O dia foi movimentado na Câmara de Vereadores de Bagé, na primeira rodada de sessões extraordinárias em 2026. Entre os projetos em pauta o principal alvo de discussões e debates ao longo do dia foi o Projeto de Lei Complementar 001/2026 - que altera parcialmente a Lei Complementar 74/2022 e dispõe sobre a estrutura administrativa do Município. O projeto engloba vários itens - como a remunração para servidores da área da saúde, o aumento para o Nível 5 do funcionalismo (que passa a receber o equivalente a quatro pisos municipais de salários - PMS) e o complemento remuneratório para servidores entre os níveis I e IV da Prefeitura. Levado a plenário e foi aprovado por unanimidade.
Embora o projeto tenha temas polêmicos - como o aumento do quoeficiente para os valores recebidos por cargos em comissão ou a conversão da Verba de Responsabilidade Técnica por em Vantagem Pessoal Nominalmente Identificada - a discussão avançou ao longo do dia. Muitos servidores compareceram ao Legislativo para esclarecer dúvidas junto à equipe da Administração sobre como era o funcionamento do projeto.
Outras propostas que constam no projeto são:
- Extensão aos celetistas da gratificação de 50% para servidores do Nível 5.
- Ampliação do número de enfermeiros no Nível 5 do quadro - que passam de 79 para 109
- Reajuste do subsídio para agentes comunitários de saúde, visitadores do programa Primeira Infância Melhor e visitadores sociais em R$ 3.242,00.
- Ocupantes dos cargos de Enfermeiro, Técnico em Enfermagem e Auxiliar de Enfermagem será atribuída
uma parcela autônoma correspondente ao valor recebido pelos servidores, referente ao piso nacional das categorias.
Vantagem Pessoal Complementar
Com a aprovação da lei, fica instituída a Vantagem Pessoal Complementar destinada a assegurar que nenhum servidor público municipal receba remuneração mensal inferior ao piso remuneratório nacional previsto na Constituição Federal.
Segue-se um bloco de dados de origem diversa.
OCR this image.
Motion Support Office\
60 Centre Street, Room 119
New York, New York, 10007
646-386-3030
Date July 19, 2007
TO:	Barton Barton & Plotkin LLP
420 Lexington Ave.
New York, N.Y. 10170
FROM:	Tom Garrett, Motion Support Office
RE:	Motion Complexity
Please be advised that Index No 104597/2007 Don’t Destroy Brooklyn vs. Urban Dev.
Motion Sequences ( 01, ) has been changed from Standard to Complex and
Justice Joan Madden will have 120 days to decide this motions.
Essa complementação será devida quando a soma do vencimento básico com as vantagens permanentes de caráter pessoal incorporadas, ressalvadas as exclusões previstas , não atingir o valor do piso remuneratório nacional estabelecido na Constituição.
O disposto na nova Lei irá ser aplicado aos servidores titulares de cargos efetivos e aos empregados públicos, ativos e inativos, excluídos os agentes políticos remunerados por subsídio e professores, que possuem plano próprio de carreira.
No entanto, ao longo dos debates, o vereador Rodrigo Ferraz (PL) propôs uma emenda, já que a legislação prevê que a concessão da complementação ficará condicionada ao estrito cumprimento dos limites constitucionais e legais de despesa com pessoal e às normas da Lei de Responsabilidade Fiscal. O parlamentar argumentou que isso não constava na proposta relativa aos cargos em comissão e que poderia colocar em risco o recebimento do completivo por parte dos servidores. Entretanto, a emenda não avançou.
Projetos em vistas
Duas propostas ficaram em vistas, ambas com o vereador Rodrigo Ferraz (PL). Uma delas é o projeto do Executivo que inclui uma emenda à Lei Orgânica Municipal para revogar o dispositivo de emendas parlamentares impositivas (onde os parlamentares teriam uma fatia do Orçamento do Município para destinação de recursos a organizações e instituições). A outra iniciativa em vistas é a que pede autorização para contratação emergencial de servidores para o DAEB - são sete técnicos químicos, dois técnicos em informática e um biólogo.
Andrea vice-presidente
As sessões extraordinárias também marcaram a primeira sob o comando da nova presidente do Legislativo, Beatriz Souza (PSB). Na oportunidade também foi escolhida a nova vice-presidente, tendo em vista a vacância do cargo (já que Bia assumiu a Presidência). Com 12 votos, Andrea Gallina foi escolhida como vice-presidente, tendo Graziane Lara (PL) recebido quatro votos e Esquerda Carneiro (PSD) um voto.